Bob Valdez: Or paid the hundred dollars.
- Crucified Hero Shot: El Segundo and his men tie Valdez to a heavy wooden cross and drive him into the desert.
- Dangerous Deserter: This is how the Tanner paints the man he has killed at the start of the film: claiming he killed his commanding officer before deserting. After he is killed, Valdez finds the man's discharge papers on him; proving that Tanner was—at the very least—mistaken.
- The Determinator: Valdez is determined to get Tanner to pay $100 to the dead man's widow, and nothing—not even being beaten and left for dead in the desert—will prevent him from achieving this.
- The Gunfighter Wannabe: R.L. Davis fancies himself as a big-time hired gun, and seems fairly accurate when shooting at a distance, but goes to pieces when he gets in a real gunfight with Valdez, and loses his nerve completely after he is wounded.
- Gun Twirling: Tanner performs a 'road agent spin' on one of his customers when he extends a pistol to him for his examination: seemingly for no other reason than he is a dick who enjoys showing off and pointing guns at people.

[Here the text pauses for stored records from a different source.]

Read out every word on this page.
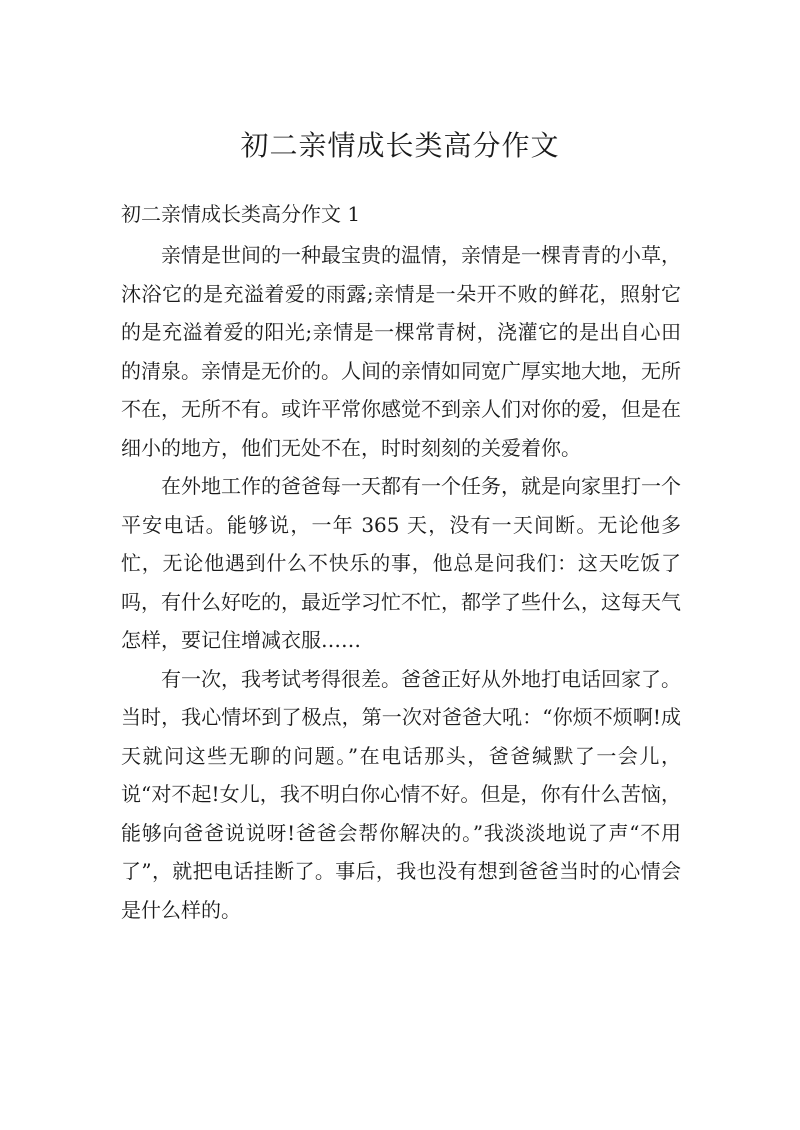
初二亲情成长类高分作文

初二亲情成长类高分作文 1

亲情是世间的一种最宝贵的温情，亲情是一棵青青的小草，沐浴它的是充溢着爱的雨露;亲情是一朵开不败的鲜花，照射它的是充溢着爱的阳光;亲情是一棵常青树，浇灌它的是出自心田的清泉。亲情是无价的。人间的亲情如同宽广厚实地大地，无所不在，无所不有。或许平常你感觉不到亲人们对你的爱，但是在细小的地方，他们无处不在，时时刻刻的关爱着你。

在外地工作的爸爸每一天都有一个任务，就是向家里打一个平安电话。能够说，一年 365 天，没有一天间断。无论他多忙，无论他遇到什么不快乐的事，他总是问我们：这天吃饭了吗，有什么好吃的，最近学习忙不忙，都学了些什么，这每天气怎样，要记住增减衣服……

有一次，我考试考得很差。爸爸正好从外地打电话回家了。当时，我心情坏到了极点，第一次对爸爸大吼：“你烦不烦啊!成天就问这些无聊的问题。”在电话那头，爸爸缄默了一会儿，说“对不起!女儿，我不明白你心情不好。但是，你有什么苦恼，能够向爸爸说说呀!爸爸会帮你解决的。”我淡淡地说了声“不用了”，就把电话挂断了。事后，我也没有想到爸爸当时的心情会是什么样的。
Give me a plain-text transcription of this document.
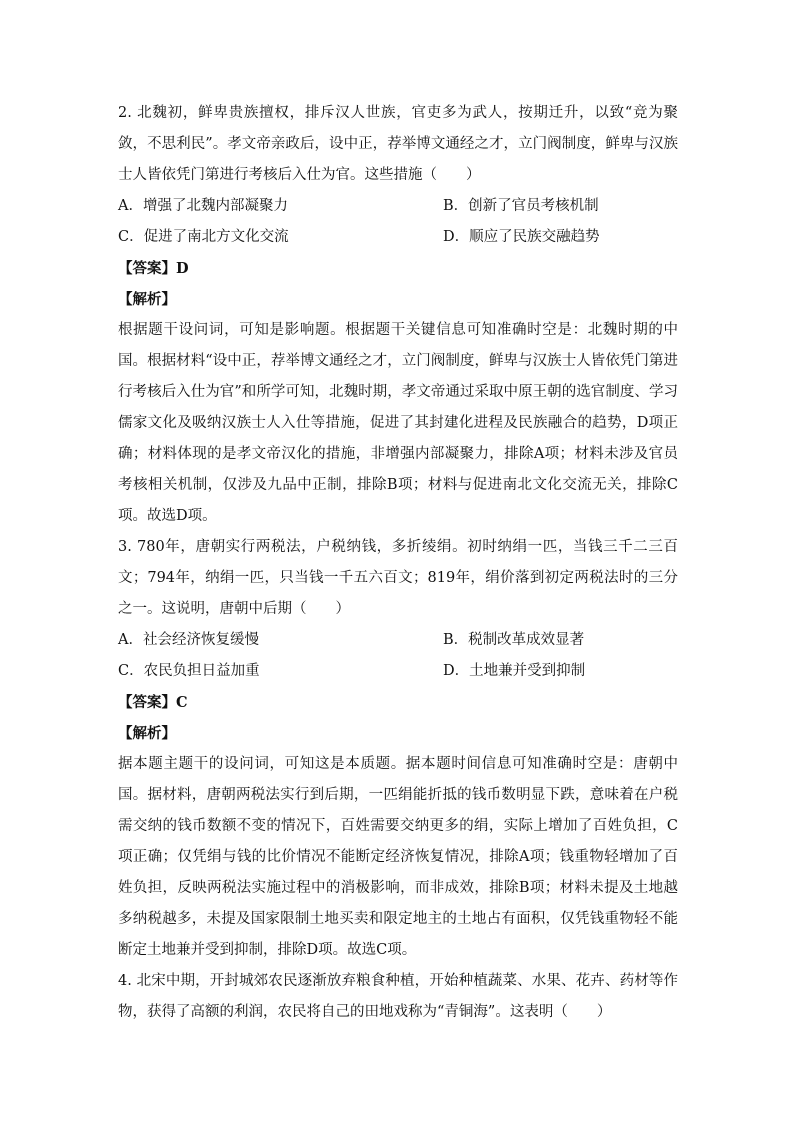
2. 北魏初，鲜卑贵族擅权，排斥汉人世族，官吏多为武人，按期迁升，以致“竞为聚敛，不思利民”。孝文帝亲政后，设中正，荐举博文通经之才，立门阀制度，鲜卑与汉族士人皆依凭门第进行考核后入仕为官。这些措施（　　）

A．增强了北魏内部凝聚力	B．创新了官员考核机制
C．促进了南北方文化交流	D．顺应了民族交融趋势

【答案】D

【解析】

根据题干设问词，可知是影响题。根据题干关键信息可知准确时空是：北魏时期的中国。根据材料“设中正，荐举博文通经之才，立门阀制度，鲜卑与汉族士人皆依凭门第进行考核后入仕为官”和所学可知，北魏时期，孝文帝通过采取中原王朝的选官制度、学习儒家文化及吸纳汉族士人入仕等措施，促进了其封建化进程及民族融合的趋势，D项正确；材料体现的是孝文帝汉化的措施，非增强内部凝聚力，排除A项；材料未涉及官员考核相关机制，仅涉及九品中正制，排除B项；材料与促进南北文化交流无关，排除C项。故选D项。

3. 780年，唐朝实行两税法，户税纳钱，多折绫绢。初时纳绢一匹，当钱三千二三百文；794年，纳绢一匹，只当钱一千五六百文；819年，绢价落到初定两税法时的三分之一。这说明，唐朝中后期（　　）

A．社会经济恢复缓慢	B．税制改革成效显著
C．农民负担日益加重	D．土地兼并受到抑制

【答案】C

【解析】

据本题主题干的设问词，可知这是本质题。据本题时间信息可知准确时空是：唐朝中国。据材料，唐朝两税法实行到后期，一匹绢能折抵的钱币数明显下跌，意味着在户税需交纳的钱币数额不变的情况下，百姓需要交纳更多的绢，实际上增加了百姓负担，C项正确；仅凭绢与钱的比价情况不能断定经济恢复情况，排除A项；钱重物轻增加了百姓负担，反映两税法实施过程中的消极影响，而非成效，排除B项；材料未提及土地越多纳税越多，未提及国家限制土地买卖和限定地主的土地占有面积，仅凭钱重物轻不能断定土地兼并受到抑制，排除D项。故选C项。

4. 北宋中期，开封城郊农民逐渐放弃粮食种植，开始种植蔬菜、水果、花卉、药材等作物，获得了高额的利润，农民将自己的田地戏称为“青铜海”。这表明（　　）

- Human Shield: After breaking into Tanner's compound, Valdez grabs Gay Erin and uses her as a human shield to make his escape: knowing that Tanner's hired guns won't dare shoot at them for fear of hitting Tanner's woman.
- I Have Your Wife: Valdez abducts Tanner's woman and plans to send her back to him in exchange for the $100. After the lengthy chase, Gay Erin is hoping that Tanner will make the exchange: not because she wants to to return to Tanner, but beacuse she is convinced Valdez is in the right.
- Noble Top Enforcer: El Segundo lives and breathes this trope, and openly regards Valdez as a Worthy Opponent.
- N-Word Privileges: Valdez does not like the various racial epithets that Tanner and his men casually hurl around ('nigger', 'coon', 'greaser', etc.), but he and his friend Diego have no problems in referring to themselves as 'greasers' when there are no Anglos about.
- One-Man Army: Tanner picked on the wrong man when he had his men beat the aging town constable and drive him into the desert to die a slow and painful death. Valdez returns and starts using every trick he learned fighting the Apache under General Crook. By the time Tanner catches up with Valdez, Valdez has killed eleven of his hired guns without taking a scratch himself.
- Politically Incorrect Villain: Tanner and his crew casually throw around terms like 'nigger', 'coon' and 'greaser'. Tanner also uses a church for target practice, showing him to be sacrilegious as well.
- Sawed-Off Shotgun: Valdez favours a short-barrelled shotgun, the kind stagecoach guards use, as his primary weapon.
- Still Wearing the Old Colors: When Valdez recovers from his ordeal in the desert and begins his one man war against Tanner, he dons his old 7th Cavalry uniform.
- Title Drop: "Valdez is coming" is the message Valdez gives to Tanner's wounded henchman to deliver to Tanner.
- Underestimating Badassery: Tanner thinks that because Valdez is old and Mexican, he must be a pushover. He punishes Valdez for having the audacity to suggest that he give $100 to the widow of the man he had killed in a case of mistaken identity by having his men tie a heavy cross to Valdez's back and drive him into the desert to die. Unfortunately for him, Valdez is The Determinator and a One-Man Army, and he returns to cut a swathe through Tanner's men until he gets the $100.
- Worthy Opponent: Valdez and El Segundo come to regard each other as this as they play cat-and-mouse through the mountains. So much so, that when Tanner commands El Segundo to gun down the helpless Valdez, he refuses and orders his men not to fire as well. If Tanner wants Valdez dead, he will have to do his own dirty work.